Le mot jahilia véhicule le critère de discernement entre l’islam et le contraire de l’islam. Le mot jahilia, quatre fois répété dans le Coran, fustige la mécréance, la mal-gouvernance, l’avilissement de la femme et la fureur virulente du tribalisme jahilien.
A chaque époque sa forme de tribalisme, de mécréance, de mal-gouvernance, de dévergondage et d’injustice. Je recours à la racine du mot jahilia et le traduis par deux mots : Ignorance et Violence que j’écris en majuscules pour mettre en relief les traits saillants et permanents de la jahilia.
Il y a de la jahilia partout où l’homme ignore ce pourquoi il existe, où les sociétés (nominalement musulmanes ou pas) se gouvernent mal, où la femme est avilie, où ce sont les impulsions instinctuelles violentes qui règlent les différends et non l’esprit d’équité.
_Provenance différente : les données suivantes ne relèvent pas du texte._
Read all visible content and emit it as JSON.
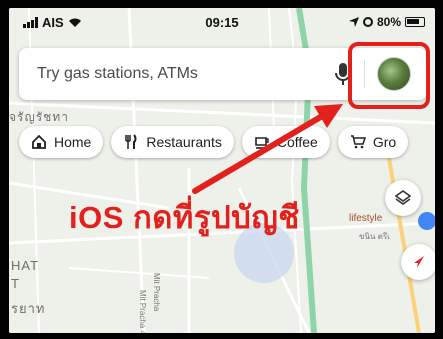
{
  "status_bar": {
    "carrier": "AIS",
    "time": "09:15",
    "battery": "80%"
  },
  "search": {
    "placeholder": "Try gas stations, ATMs"
  },
  "chips": [
    {
      "label": "Home",
      "icon": "home-icon"
    },
    {
      "label": "Restaurants",
      "icon": "fork-knife-icon"
    },
    {
      "label": "Coffee",
      "icon": "coffee-cup-icon"
    },
    {
      "label": "Gro",
      "icon": "cart-icon"
    }
  ],
  "map_labels": {
    "thai_top": "จรัญรัชทา",
    "area_1": "HAT",
    "area_2": "T",
    "thai_bottom": "รยาท",
    "road_1": "Mit Pracha",
    "road_2": "Mit Pracha 4",
    "poi": "lifestyle",
    "poi_sub": "ขนิน ตรีเ"
  },
  "annotation": {
    "text": "iOS กดที่รูปบัญชี"
  },
  "colors": {
    "annotation_red": "#e3211c",
    "map_background": "#eef0ea",
    "road_green": "#8fd3a8",
    "location_blue": "#4285f4"
  }
}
Je consulte le Coran et l’enseignement du Prophète pour faire ressortir le Savoir et le devoir de non-Violence. J’écris Savoir avec une majuscule et j’écris Science au singulier avec majuscule pour passer d’un univers conceptuel que nous avons longuement écouté à un autre univers.
Le mot Science au singulier et avec majuscule n’a pas la même signification que celui que j’ai employé jusqu’ici parlant des savants philosophes d’avant-garde pour qui les multiples certitudes de fait et sur le plan de la concrétude se dissipent et se volatilisent au niveau de la théorie. Les savants d’avant-garde, désespérés de ne pouvoir atteindre par leurs moyens une connaissance ferme et absolue, se résignent à tâtonner et à passer d’une discipline scientifique à un système philosophique, à la quête d’une vérité absolue de plus en plus fuyante, de plus en plus hors de portée.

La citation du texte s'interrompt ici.